Reduce Co2 emissions by 86% by 2030, thanks to digitalization reduce the average goods port storage time; redefine the strategic position of the port in Europe.
The port of Oslo’s own road map has already been drawn up for some time now. The Norwegian capital, which will host the annual edition of the European Ports Conference on 28th May, has, for years, been at the top of the list of the top 15 maritime capitals drawn up annually by Menon Economics, and you can bet it will take full advantage of the international showcase of Espo 2020to relaunch itself internationally.
“We are honored to be able to host the next European ports conference. It is the first time, moreover, that such an event is hosted in Norway,” says the Oslo Port CEO, Ingvar M. Mathisen, who adds: “For our port the Espo Conference will be an important opportunity to raise awareness of the public opinon on the value of our area.”
The beautiful and uncontaminated Norway, so close, yet at the same time so far from Europe, is a green, technological country that, although not part of the EU, has opened its borders to the free movement of goods, people and capital, being an active member of both the European Free Trade Area (Efta) and the European Economic Area (Eea): “We are a small nation – says Mathisen -, the population lives mainly near the coastline and depends largely on the maritime economy. With Europe we share a common objective, which is to ensure an adequate modernization of infrastructure and logistics, so as to guarantee fast, efficient and economic transportation between countries. However, we would like to see a greater commitment from the EU for the development of our coastal areas.”
And, speaking of development. For the Norwegian port’s leading figure, it is clear that whatever maritime policy Brussels intends to adopt, it must respect the principle of environmental sustainability: “We have no doubts. In order to ensure a future for our land, we must drastically reduce global warming. That is why the city of Oslo has planned to implement a plan to reduce CO2 emissions by 36% by 2020 and 95% by 2030. This is an important commitment, with targets far more ambitious than those set at national level.”

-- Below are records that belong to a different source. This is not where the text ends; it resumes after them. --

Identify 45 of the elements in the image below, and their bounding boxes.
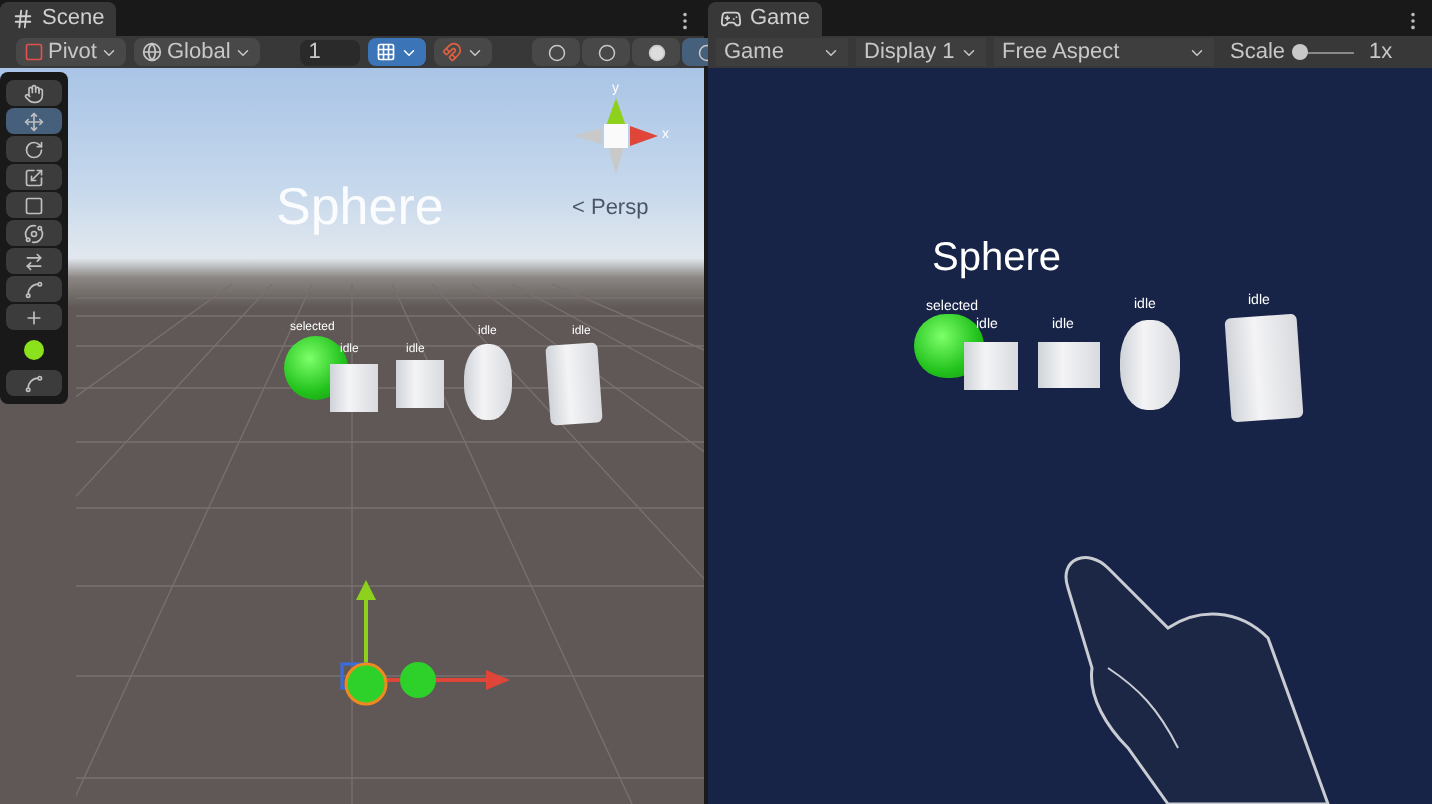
globe-icon bbox=[142, 42, 163, 62]
sphere-title: Sphere bbox=[932, 238, 1061, 278]
shading-mode-button[interactable] bbox=[632, 38, 681, 66]
panel-tab[interactable]: Scene bbox=[0, 2, 117, 36]
grid-icon bbox=[12, 8, 34, 30]
tool-button[interactable] bbox=[6, 108, 62, 134]
tool-button[interactable] bbox=[6, 220, 62, 246]
ball-tool-icon[interactable] bbox=[24, 340, 44, 360]
orientation-gizmo-drawing bbox=[574, 98, 658, 174]
flip-icon bbox=[24, 251, 44, 271]
panel-tab[interactable]: Game bbox=[708, 2, 822, 36]
rotate-icon bbox=[24, 139, 44, 159]
magnet-icon bbox=[442, 42, 463, 62]
tool-button[interactable] bbox=[6, 248, 62, 274]
scale-value: 1x bbox=[1369, 37, 1393, 68]
plus-icon bbox=[24, 307, 44, 327]
rect-icon bbox=[24, 195, 44, 215]
grid-icon bbox=[376, 42, 397, 62]
path-icon bbox=[24, 373, 44, 393]
display-dropdown[interactable]: Display 1 bbox=[856, 38, 986, 66]
scale-slider[interactable] bbox=[1293, 44, 1354, 60]
shading-mode-button[interactable] bbox=[582, 38, 631, 66]
move-icon bbox=[24, 111, 44, 131]
pivot-icon bbox=[24, 42, 44, 62]
shaded-sphere-icon bbox=[647, 43, 666, 61]
tool-button[interactable] bbox=[6, 370, 62, 396]
scale-icon bbox=[24, 167, 44, 187]
tool-button[interactable] bbox=[6, 192, 62, 218]
grid-visibility-button[interactable] bbox=[368, 38, 427, 66]
aspect-dropdown[interactable]: Free Aspect bbox=[994, 38, 1214, 66]
tool-button[interactable] bbox=[6, 80, 62, 106]
gamepad-icon bbox=[720, 8, 742, 30]
tool-button[interactable] bbox=[6, 276, 62, 302]
tool-button[interactable] bbox=[6, 304, 62, 330]
grid-size-field[interactable]: 1 bbox=[300, 39, 361, 65]
space-dropdown[interactable]: Global bbox=[134, 38, 261, 66]
scale-label: Scale bbox=[1230, 37, 1286, 68]
path-icon bbox=[24, 279, 44, 299]
tool-button[interactable] bbox=[6, 164, 62, 190]
pivot-dropdown[interactable]: Pivot bbox=[16, 38, 127, 66]
view-dropdown[interactable]: Game bbox=[716, 38, 848, 66]
tool-button[interactable] bbox=[6, 136, 62, 162]
shading-mode-button[interactable] bbox=[532, 38, 581, 66]
hand-icon bbox=[24, 83, 44, 103]
projection-label: < Persp bbox=[572, 194, 649, 224]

The Norwegian State has, in fact, set itself the objective of aiming for a 40% reduction in greenhouse gas emissions by 2030. The port also wants to do its part: “In 11 years we would like to have reduced emissions by 86%.”
Mathisen is convinced that this is an achievable goal. The port of Olso seems to have taken up the appeal of environmentalists, focusing mainly on electric mobility. The Scandinavian capital, which, in 2018, set the world record for electric cars in circulation, believes very much in e-shipping and has started a plan to build a fleet of battery-powered ships: “Two years ago, Oslo City Council decided to electrify the three ferries that today serve as a shuttle between the center of the capital and the nearby peninsula of Nesodden.”
The great thing about these ferries is that they are already considered environmentally friendly today. They entered service in 2016 and are all equipped with Liquefied Natural Gas engines: “With us, LNG is already a thing of the past. The first of these three ships is already in the pipeline: its Liquefied Natural Gas engines will be removed and replaced with electric ones. Each of these ferries will have a 1018 KW/h battery pack that can be recharged in just 8 minutes every time they berth in Oslo.”
Digitization is also part of the green revolution: “We have recently set a digital agenda: we want to fully modernize and digitize port operations and adopt new technologies.”
The Norwegian port of call is now the leader of an important national project called “Digital interaction between port, vessel, agent and shipping company” which has, as its ultimate goal, optimizing the multimodal handling of goods and increasing the port’s competitiveness: “We want to reduce between 50% and 80% the time that ports, ships, shipping companies and shipping agents use in their interactions. Our mantra is one: digitize everything that can be digitized.”